Mrs Harkaway had, in the mean time, accrued a small mountain of items. The rub was, I couldn’t know which might have been handled by the plague-bringer, and which were innocent. I gave the whole lot the fishy eye. We locked gazes, and I sensed a battle of wills coming on, but then I was rescued by Syphilitic Pete himself. He reached up and gave his head a scratch, and came away with a great hank of his own head in one crusty paw. Mrs H blenched a bit and suddenly the barrier to communication was removed. Information flowed as freely as wine at a publishing lunch like the one Andrea Wulf and I were at a couple of months ago which finished some time after nine and caused me to turn up sozzled at the offices of Al Jazeera. (Story for another day, and right painfully clottish I did feel, as well.)
“Escape is imperative!” Mrs H’s eyes told me.
“Disinfectant, too,” I replied plaintively, thinking that a chap might hope for swifter answer to his need than this, but she gave a decisive nod and let me know that all would soon be well. I would not be required to touch or be engulfed by the scabrous trousers of Syphilitic Pete. Why a lady of quality carries baking soda in her bag I have no idea, but the sudden explosive bubbling of the fish tank and the immediate imperative to rescue the ghastly inhabitants afforded us ample time to make a decorous exit.
So here I sit, my entire body, saving only my hands, which have already been well sluiced, awash in vile anti-bacterial toxins had from the local chemical & biological weapons depot.

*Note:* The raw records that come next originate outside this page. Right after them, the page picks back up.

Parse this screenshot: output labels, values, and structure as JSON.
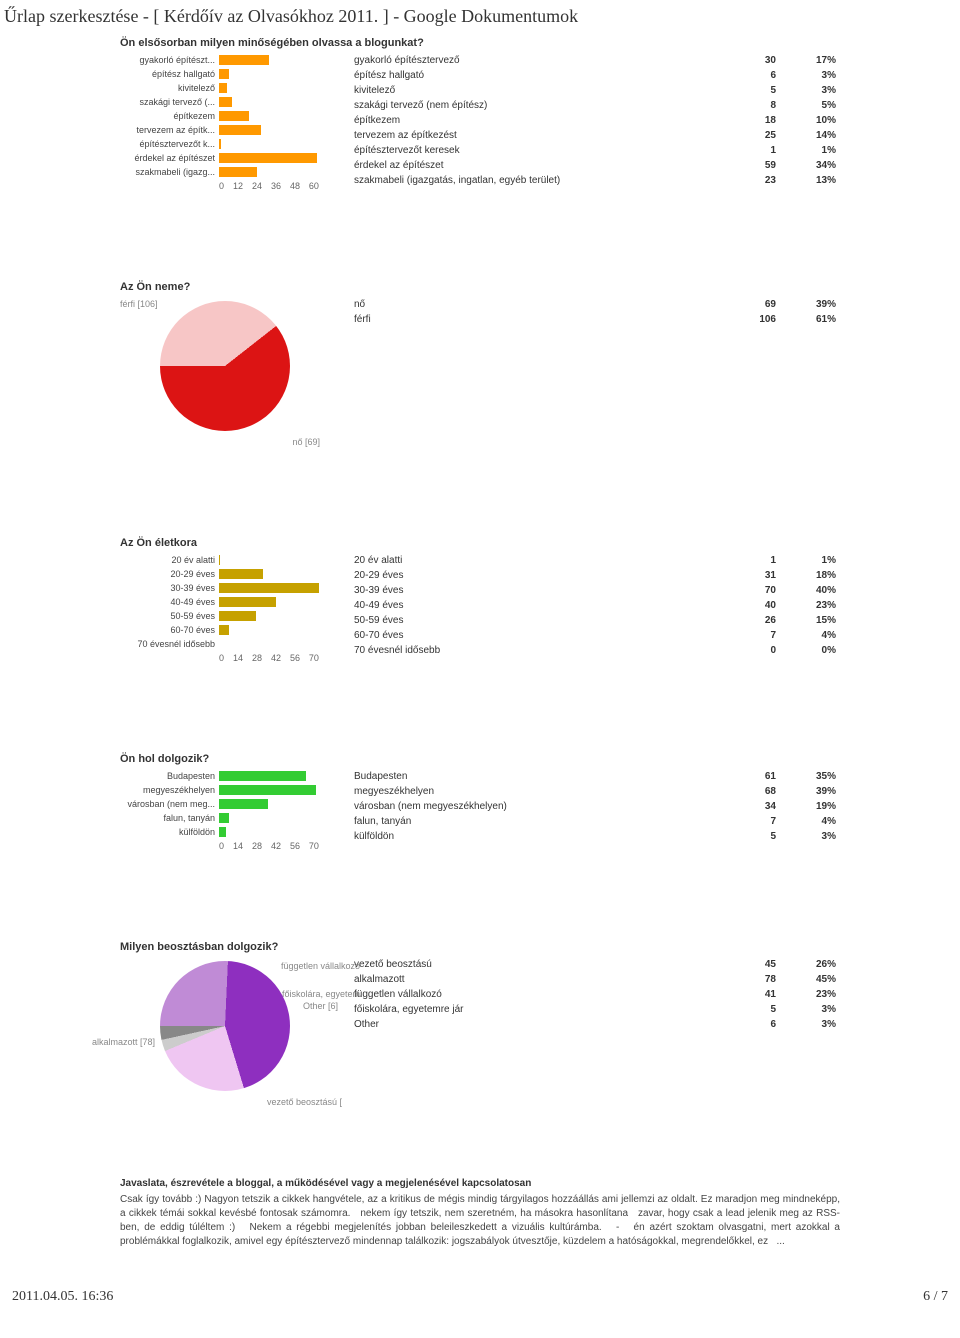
{
  "page_title": "Űrlap szerkesztése - [ Kérdőív az Olvasókhoz 2011. ] - Google Dokumentumok",
  "footer": {
    "date": "2011.04.05. 16:36",
    "pagenum": "6 / 7"
  },
  "q1": {
    "title": "Ön elsősorban milyen minőségében olvassa a blogunkat?",
    "bar_color": "#ff9900",
    "xmax": 60,
    "xtick_step": 12,
    "items": [
      {
        "cat": "gyakorló építészt...",
        "label": "gyakorló építésztervező",
        "n": 30,
        "pct": "17%"
      },
      {
        "cat": "építész hallgató",
        "label": "építész hallgató",
        "n": 6,
        "pct": "3%"
      },
      {
        "cat": "kivitelező",
        "label": "kivitelező",
        "n": 5,
        "pct": "3%"
      },
      {
        "cat": "szakági tervező (...",
        "label": "szakági tervező (nem építész)",
        "n": 8,
        "pct": "5%"
      },
      {
        "cat": "építkezem",
        "label": "építkezem",
        "n": 18,
        "pct": "10%"
      },
      {
        "cat": "tervezem az építk...",
        "label": "tervezem az építkezést",
        "n": 25,
        "pct": "14%"
      },
      {
        "cat": "építésztervezőt k...",
        "label": "építésztervezőt keresek",
        "n": 1,
        "pct": "1%"
      },
      {
        "cat": "érdekel az építészet",
        "label": "érdekel az építészet",
        "n": 59,
        "pct": "34%"
      },
      {
        "cat": "szakmabeli (igazg...",
        "label": "szakmabeli (igazgatás, ingatlan, egyéb terület)",
        "n": 23,
        "pct": "13%"
      }
    ]
  },
  "q2": {
    "title": "Az Ön neme?",
    "slices": [
      {
        "label": "nő",
        "legend": "nő [69]",
        "n": 69,
        "pct": "39%",
        "color": "#f7c6c6"
      },
      {
        "label": "férfi",
        "legend": "férfi [106]",
        "n": 106,
        "pct": "61%",
        "color": "#dc1414"
      }
    ]
  },
  "q3": {
    "title": "Az Ön életkora",
    "bar_color": "#c6a100",
    "xmax": 70,
    "xtick_step": 14,
    "items": [
      {
        "cat": "20 év alatti",
        "label": "20 év alatti",
        "n": 1,
        "pct": "1%"
      },
      {
        "cat": "20-29 éves",
        "label": "20-29 éves",
        "n": 31,
        "pct": "18%"
      },
      {
        "cat": "30-39 éves",
        "label": "30-39 éves",
        "n": 70,
        "pct": "40%"
      },
      {
        "cat": "40-49 éves",
        "label": "40-49 éves",
        "n": 40,
        "pct": "23%"
      },
      {
        "cat": "50-59 éves",
        "label": "50-59 éves",
        "n": 26,
        "pct": "15%"
      },
      {
        "cat": "60-70 éves",
        "label": "60-70 éves",
        "n": 7,
        "pct": "4%"
      },
      {
        "cat": "70 évesnél idősebb",
        "label": "70 évesnél idősebb",
        "n": 0,
        "pct": "0%"
      }
    ]
  },
  "q4": {
    "title": "Ön hol dolgozik?",
    "bar_color": "#33cc33",
    "xmax": 70,
    "xtick_step": 14,
    "items": [
      {
        "cat": "Budapesten",
        "label": "Budapesten",
        "n": 61,
        "pct": "35%"
      },
      {
        "cat": "megyeszékhelyen",
        "label": "megyeszékhelyen",
        "n": 68,
        "pct": "39%"
      },
      {
        "cat": "városban (nem meg...",
        "label": "városban (nem megyeszékhelyen)",
        "n": 34,
        "pct": "19%"
      },
      {
        "cat": "falun, tanyán",
        "label": "falun, tanyán",
        "n": 7,
        "pct": "4%"
      },
      {
        "cat": "külföldön",
        "label": "külföldön",
        "n": 5,
        "pct": "3%"
      }
    ]
  },
  "q5": {
    "title": "Milyen beosztásban dolgozik?",
    "legends": {
      "top": "független vállalkozó",
      "mid": "főiskolára, egyetem",
      "other": "Other [6]",
      "left": "alkalmazott [78]",
      "bottom": "vezető beosztású ["
    },
    "slices": [
      {
        "label": "vezető beosztású",
        "n": 45,
        "pct": "26%",
        "color": "#c08bd6"
      },
      {
        "label": "alkalmazott",
        "n": 78,
        "pct": "45%",
        "color": "#8e2fbf"
      },
      {
        "label": "független vállalkozó",
        "n": 41,
        "pct": "23%",
        "color": "#efc6f2"
      },
      {
        "label": "főiskolára, egyetemre jár",
        "n": 5,
        "pct": "3%",
        "color": "#cccccc"
      },
      {
        "label": "Other",
        "n": 6,
        "pct": "3%",
        "color": "#888888"
      }
    ]
  },
  "comments": {
    "title": "Javaslata, észrevétele a bloggal, a működésével vagy a megjelenésével kapcsolatosan",
    "body": "Csak így tovább :) Nagyon tetszik a cikkek hangvétele, az a kritikus de mégis mindig tárgyilagos hozzáállás ami jellemzi az oldalt. Ez maradjon meg mindneképp, a cikkek témái sokkal kevésbé fontosak számomra.   nekem így tetszik, nem szeretném, ha másokra hasonlítana   zavar, hogy csak a lead jelenik meg az RSS-ben, de eddig túléltem :)   Nekem a régebbi megjelenítés jobban beleileszkedett a vizuális kultúrámba.   -   én azért szoktam olvasgatni, mert azokkal a problémákkal foglalkozik, amivel egy építésztervező mindennap találkozik: jogszabályok útvesztője, küzdelem a hatóságokkal, megrendelőkkel, ez   ..."
  }
}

The smell is greatly ameliorated by the Olive Branch gel we got from Lush last week, but still and all I feel as if I’m getting an all-body rub from an ’80s dentist.
The really good news, however, is that my favourite clothes shop has just called to let me know that they have a new line in trousers which is exactly the same shape as last year’s, but in a slightly different fabric, and they are sending me two pairs which will replace the ones now sadly gusset-free. In other words, I get to wear the same comfy trousers for another year at least, and not contract Adolf & Friedrich’s Disease.
Happy Harkaway.
And now I have to go, because Mrs H is going to buff my toes for me to make up for taking so long to understand the danger, and all is right with the world.